Evaluations
Last updated
Last updated
MindStudio's Evaluations feature enables you to rigorously test the accuracy and consistency of your workflows. By creating structured tests, you can validate expected outcomes, identify areas for improvement, and ensure your workflows are functioning as intended.
To use the Evaluations tool effectively, your workflow must meet the following requirements:
Launch Variables: The workflow should be configured with launch variables to define inputs.
End Block: The workflow must contain an End block to return outputs.
Evaluations are structured test cases you can create to validate your workflow's output. There are two main ways to create evaluations:
Define each test case from scratch by specifying the input variables and expected results. This approach gives you complete control over each evaluation.
Click Generate button to automatically populate evaluation cases using default or existing input data. Choose the number of test cases and optionally give the generator additional context about the test cases you want generated.
Once you've created your evaluations, you can run them all at once or individually to test your workflow's output against the defined expectations.
Click Run all at the top left to run all of the test cases at the same time. Results may take more time to appear depending on the size of the workflow and how many test cases you created.
Hover over the left side of the test case row and click on the Play icon to run an individual test case. Ideal if you don’t want to rerun previous tests.
Each evaluation consists of three main components:
The set of variables or data points that the workflow will process.
The anticipated output for the given input.
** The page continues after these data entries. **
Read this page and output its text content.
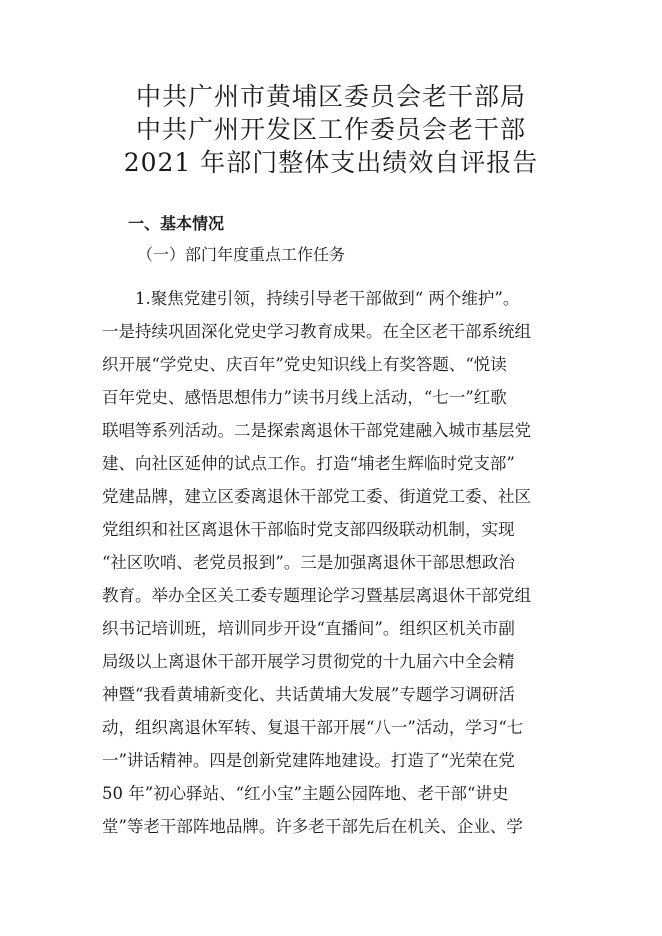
中共广州市黄埔区委员会老干部局
中共广州开发区工作委员会老干部
2021 年部门整体支出绩效自评报告
一、基本情况
（一）部门年度重点工作任务
　　1.聚焦党建引领，持续引导老干部做到“ 两个维护”。
一是持续巩固深化党史学习教育成果。在全区老干部系统组
织开展“学党史、庆百年”党史知识线上有奖答题、“悦读
百年党史、感悟思想伟力”读书月线上活动，“七一”红歌
联唱等系列活动。二是探索离退休干部党建融入城市基层党
建、向社区延伸的试点工作。打造“埔老生辉临时党支部”
党建品牌，建立区委离退休干部党工委、街道党工委、社区
党组织和社区离退休干部临时党支部四级联动机制，实现
“社区吹哨、老党员报到”。三是加强离退休干部思想政治
教育。举办全区关工委专题理论学习暨基层离退休干部党组
织书记培训班，培训同步开设“直播间”。组织区机关市副
局级以上离退休干部开展学习贯彻党的十九届六中全会精
神暨“我看黄埔新变化、共话黄埔大发展”专题学习调研活
动，组织离退休军转、复退干部开展“八一”活动，学习“七
一”讲话精神。四是创新党建阵地建设。打造了“光荣在党
50 年”初心驿站、“红小宝”主题公园阵地、老干部“讲史
堂”等老干部阵地品牌。许多老干部先后在机关、企业、学
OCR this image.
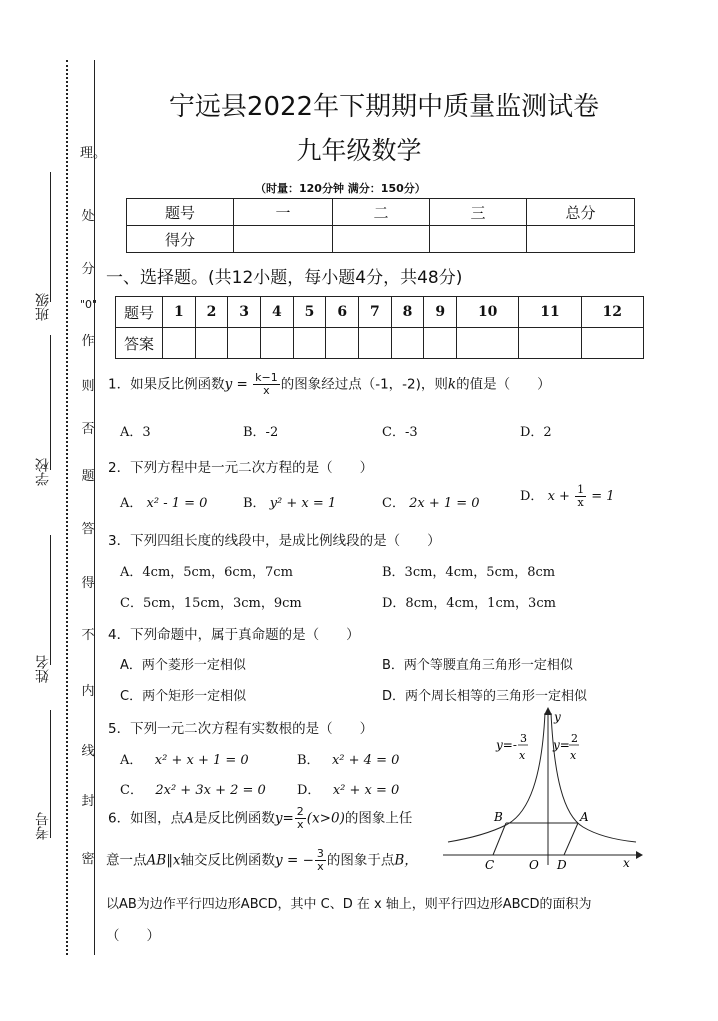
理。
处
分
"0"
作
则
否
题
答
得
不
内
线
封
密
班级
学校
姓名
考号
宁远县2022年下期期中质量监测试卷
九年级数学
（时量：120分钟 满分：150分）
题号	一	二	三	总分
得分				
一、选择题。(共12小题，每小题4分，共48分)
题号	1	2	3	4	5	6	7	8	9	10	11	12
答案												
1．如果反比例函数$y = \frac{k-1}{x}$ 的图象经过点（-1，-2)，则k的值是（　　）
A．3	B．-2	C．-3	D．2
2．下列方程中是一元二次方程的是（　　）
A． x² - 1 = 0	B． y² + x = 1	C． 2x + 1 = 0	D． $x + \frac{1}{x} = 1$
3．下列四组长度的线段中，是成比例线段的是（　　）
A．4cm，5cm，6cm，7cm	B．3cm，4cm，5cm，8cm
C．5cm，15cm，3cm，9cm	D．8cm，4cm，1cm，3cm
4．下列命题中，属于真命题的是（　　）
A．两个菱形一定相似	B．两个等腰直角三角形一定相似
C．两个矩形一定相似	D．两个周长相等的三角形一定相似
5．下列一元二次方程有实数根的是（　　）
A． x² + x + 1 = 0	B． x² + 4 = 0
C． 2x² + 3x + 2 = 0 D． x² + x = 0
6．如图，点A是反比例函数$y= \frac{2}{x} (x>0)$的图象上任
意一点AB∥x轴交反比例函数y = − $\frac{3}{x}$ 的图象于点B，
以AB为边作平行四边形ABCD，其中 C、D 在 x 轴上，则平行四边形ABCD的面积为
（　　）
y=- 3
x
y= 2
x
y
x
B	A
C	O D
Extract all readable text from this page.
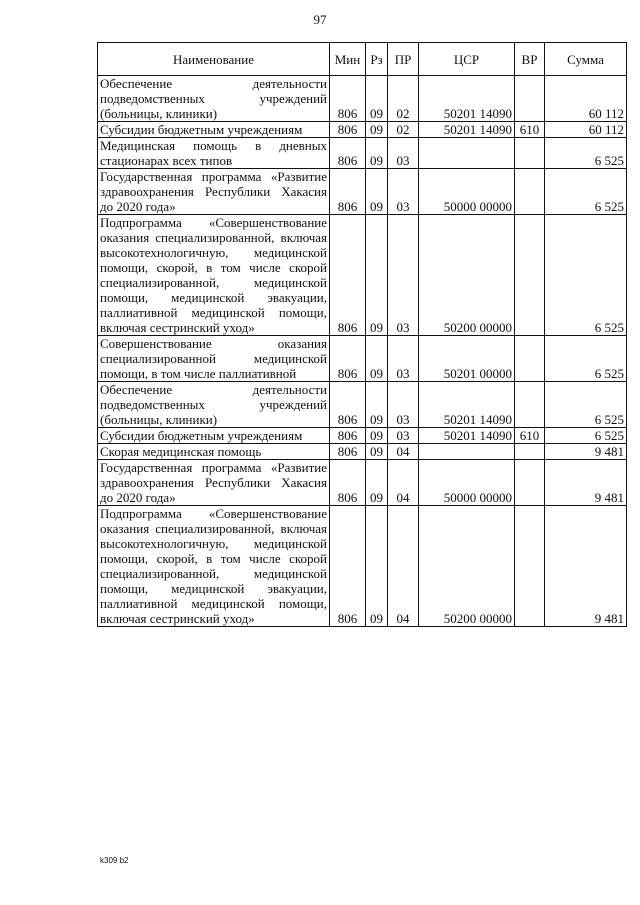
97
Наименование	Мин	Рз	ПР	ЦСР	ВР	Сумма
Обеспечение деятельности подведомственных учреждений (больницы, клиники)	806	09	02	50201 14090		60 112
Субсидии бюджетным учреждениям	806	09	02	50201 14090	610	60 112
Медицинская помощь в дневных стационарах всех типов	806	09	03			6 525
Государственная программа «Развитие здравоохранения Республики Хакасия до 2020 года»	806	09	03	50000 00000		6 525
Подпрограмма «Совершенствование оказания специализированной, включая высокотехнологичную, медицинской помощи, скорой, в том числе скорой специализированной, медицинской помощи, медицинской эвакуации, паллиативной медицинской помощи, включая сестринский уход»	806	09	03	50200 00000		6 525
Совершенствование оказания специализированной медицинской помощи, в том числе паллиативной	806	09	03	50201 00000		6 525
Обеспечение деятельности подведомственных учреждений (больницы, клиники)	806	09	03	50201 14090		6 525
Субсидии бюджетным учреждениям	806	09	03	50201 14090	610	6 525
Скорая медицинская помощь	806	09	04			9 481
Государственная программа «Развитие здравоохранения Республики Хакасия до 2020 года»	806	09	04	50000 00000		9 481
Подпрограмма «Совершенствование оказания специализированной, включая высокотехнологичную, медицинской помощи, скорой, в том числе скорой специализированной, медицинской помощи, медицинской эвакуации, паллиативной медицинской помощи, включая сестринский уход»	806	09	04	50200 00000		9 481
k309 b2
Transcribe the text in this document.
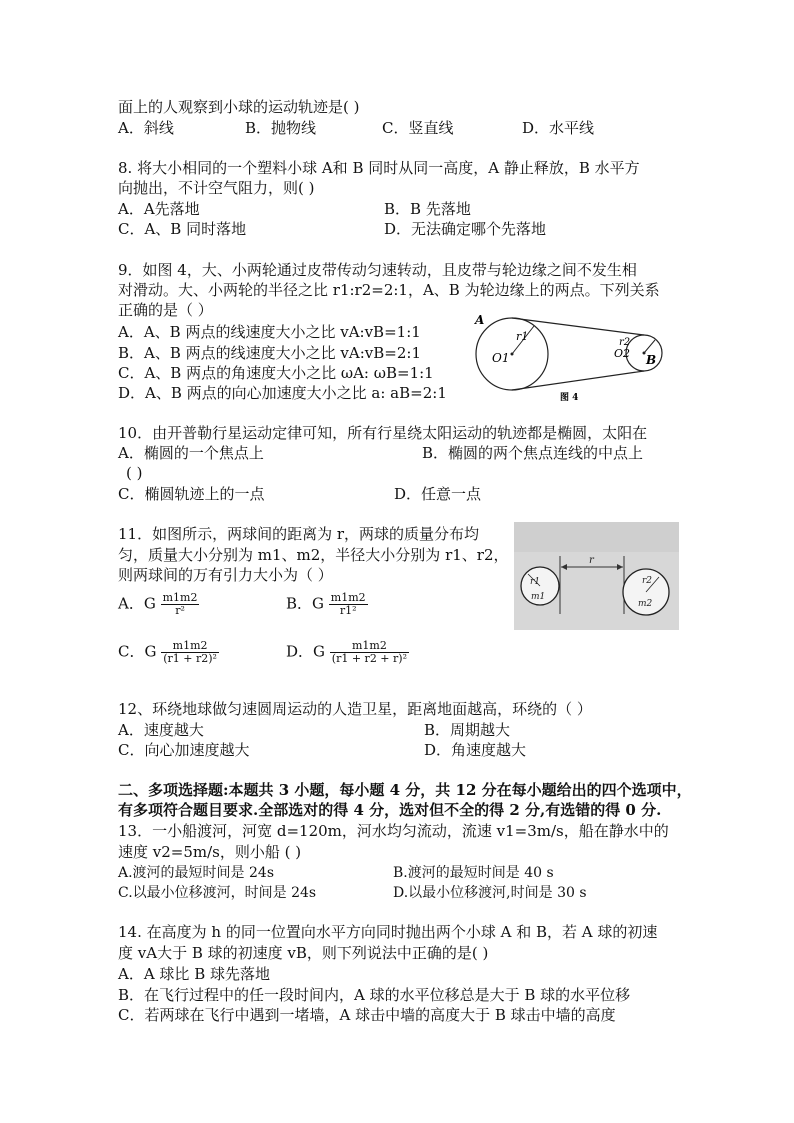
面上的人观察到小球的运动轨迹是( )
A．斜线	B．抛物线	C．竖直线	D．水平线
8. 将大小相同的一个塑料小球 A和 B 同时从同一高度，A 静止释放，B 水平方
向抛出，不计空气阻力，则( )
A．A先落地	B．B 先落地
C．A、B 同时落地	D．无法确定哪个先落地
9．如图 4，大、小两轮通过皮带传动匀速转动，且皮带与轮边缘之间不发生相
对滑动。大、小两轮的半径之比 r1:r2=2:1，A、B 为轮边缘上的两点。下列关系
正确的是（ ）
A．A、B 两点的线速度大小之比 vA:vB=1:1
B．A、B 两点的线速度大小之比 vA:vB=2:1
C．A、B 两点的角速度大小之比 ωA: ωB=1:1
D．A、B 两点的向心加速度大小之比 a: aB=2:1
A
B
O1	O2
r1	r2
图 4
10．由开普勒行星运动定律可知，所有行星绕太阳运动的轨迹都是椭圆，太阳在
A．椭圆的一个焦点上	B．椭圆的两个焦点连线的中点上
( )
C．椭圆轨迹上的一点	D．任意一点
11．如图所示，两球间的距离为 r，两球的质量分布均
匀，质量大小分别为 m1、m2，半径大小分别为 r1、r2，
则两球间的万有引力大小为（ ）
A．G $\frac{m1m2}{\text{r²}}$	B．G $\frac{m1m2}{\text{r1²}}$
C．G $\frac{m1m2}{\text{(r1 + r2)²}}$	D．G $\frac{m1m2}{\text{(r1 + r2 + r)²}}$
r
r1
m1
r2
m2
12、环绕地球做匀速圆周运动的人造卫星，距离地面越高，环绕的（ ）
A．速度越大	B．周期越大
C．向心加速度越大	D．角速度越大
二、多项选择题:本题共 3 小题，每小题 4 分，共 12 分在每小题给出的四个选项中，
有多项符合题目要求.全部选对的得 4 分，选对但不全的得 2 分,有选错的得 0 分.
13．一小船渡河，河宽 d=120m，河水均匀流动，流速 v1=3m/s，船在静水中的
速度 v2=5m/s，则小船 ( )
A.渡河的最短时间是 24s	B.渡河的最短时间是 40 s
C.以最小位移渡河，时间是 24s	D.以最小位移渡河,时间是 30 s
14. 在高度为 h 的同一位置向水平方向同时抛出两个小球 A 和 B，若 A 球的初速
度 vA大于 B 球的初速度 vB，则下列说法中正确的是( )
A．A 球比 B 球先落地
B．在飞行过程中的任一段时间内，A 球的水平位移总是大于 B 球的水平位移
C．若两球在飞行中遇到一堵墙，A 球击中墙的高度大于 B 球击中墙的高度
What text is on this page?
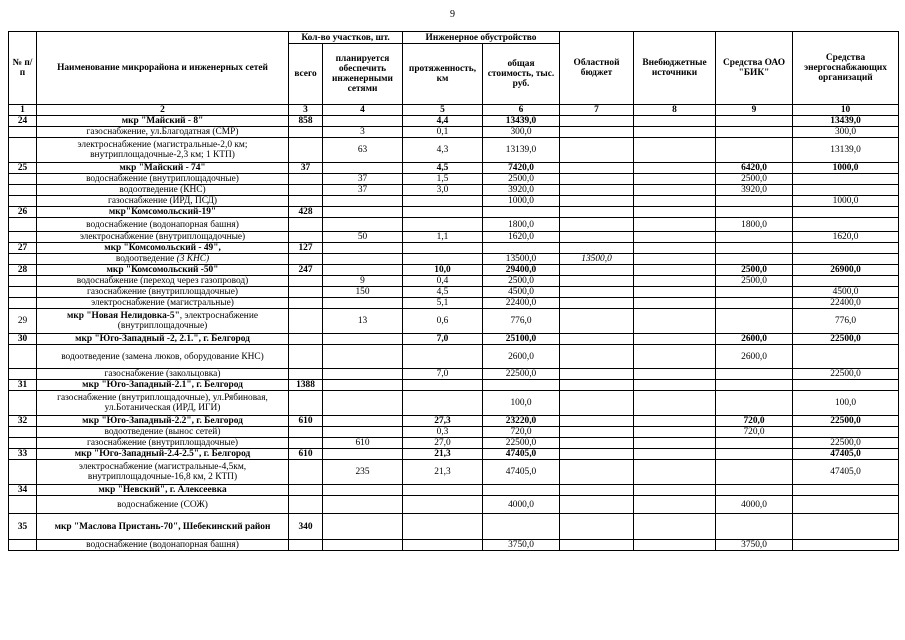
9
№ п/п	Наименование микрорайона и инженерных сетей	Кол-во участков, шт.		Инженерное обустройство		Областной бюджет	Внебюджетные источники	Средства ОАО "БИК"	Средства энергоснабжающих организаций
		всего	планируется обеспечить инженерными сетями	протяженность, км	общая стоимость, тыс. руб.				
1	2	3	4	5	6	7	8	9	10
24	мкр "Майский - 8"	858		4,4	13439,0				13439,0
	газоснабжение, ул.Благодатная (СМР)		3	0,1	300,0				300,0
	электроснабжение (магистральные-2,0 км; внутриплощадочные-2,3 км; 1 КТП)		63	4,3	13139,0				13139,0
25	мкр "Майский - 74"	37		4,5	7420,0			6420,0	1000,0
	водоснабжение (внутриплощадочные)		37	1,5	2500,0			2500,0	
	водоотведение (КНС)		37	3,0	3920,0			3920,0	
	газоснабжение (ИРД, ПСД)				1000,0				1000,0
26	мкр"Комсомольский-19"	428							
	водоснабжение (водонапорная башня)				1800,0			1800,0	
	электроснабжение (внутриплощадочные)		50	1,1	1620,0				1620,0
27	мкр "Комсомольский - 49",	127							
	водоотведение (3 КНС)				13500,0	13500,0			
28	мкр "Комсомольский -50"	247		10,0	29400,0			2500,0	26900,0
	водоснабжение (переход через газопровод)		9	0,4	2500,0			2500,0	
	газоснабжение (внутриплощадочные)		150	4,5	4500,0				4500,0
	электроснабжение (магистральные)			5,1	22400,0				22400,0
29	мкр "Новая Нелидовка-5", электроснабжение (внутриплощадочные)		13	0,6	776,0				776,0
30	мкр "Юго-Западный -2, 2.1.", г. Белгород			7,0	25100,0			2600,0	22500,0
	водоотведение (замена люков, оборудование КНС)				2600,0			2600,0	
	газоснабжение (закольцовка)			7,0	22500,0				22500,0
31	мкр "Юго-Западный-2.1", г. Белгород	1388							
	газоснабжение (внутриплощадочные), ул.Рябиновая, ул.Ботаническая (ИРД, ИГИ)				100,0				100,0
32	мкр "Юго-Западный-2.2", г. Белгород	610		27,3	23220,0			720,0	22500,0
	водоотведение (вынос сетей)			0,3	720,0			720,0	
	газоснабжение (внутриплощадочные)		610	27,0	22500,0				22500,0
33	мкр "Юго-Западный-2.4-2.5", г. Белгород	610		21,3	47405,0				47405,0
	электроснабжение (магистральные-4,5км, внутриплощадочные-16,8 км, 2 КТП)		235	21,3	47405,0				47405,0
34	мкр "Невский", г. Алексеевка								
	водоснабжение (СОЖ)				4000,0			4000,0	
35	мкр "Маслова Пристань-70", Шебекинский район	340							
	водоснабжение (водонапорная башня)				3750,0			3750,0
This can be configured for:
Literal Match: The output must exactly match the expected result.
Fuzzy Match: The output can vary slightly and still be considered correct if it meets specified criteria.
The actual output produced by the workflow, displayed alongside the expected result for comparison.
Evaluations can be exported to a CSV file by clicking on the Export button at the bottom right, sharing, or further analysis. The export includes all input, expected results, and actual results, making it easy to communicate Evaluations to team members or stakeholders.
In this example, we'll validate the accuracy of a Content Moderation workflow that classifies user-generated content. Each evaluation tests the workflow's ability to label inputs accurately:
Input: A piece of text or content submitted for moderation, such as:
"This review is just copied from another site. Plagiarism!"
"I hate this product and the company that makes it. They are the worst!"
Expected Result: The anticipated classification for each input, such as:
Plagiarism or Copyright Violation
Hate Speech or Offensive Content
Result: The actual classification provided by the workflow.
Evaluations will indicate whether the workflow correctly classifies content into categories such as "Clear," "Spam or Promotional Content," or "False or Misleading Information."
For example, the workflow should identify
"I hate this product and the company that makes it. They are the worst!"
as Hate Speech or Offensive Content
.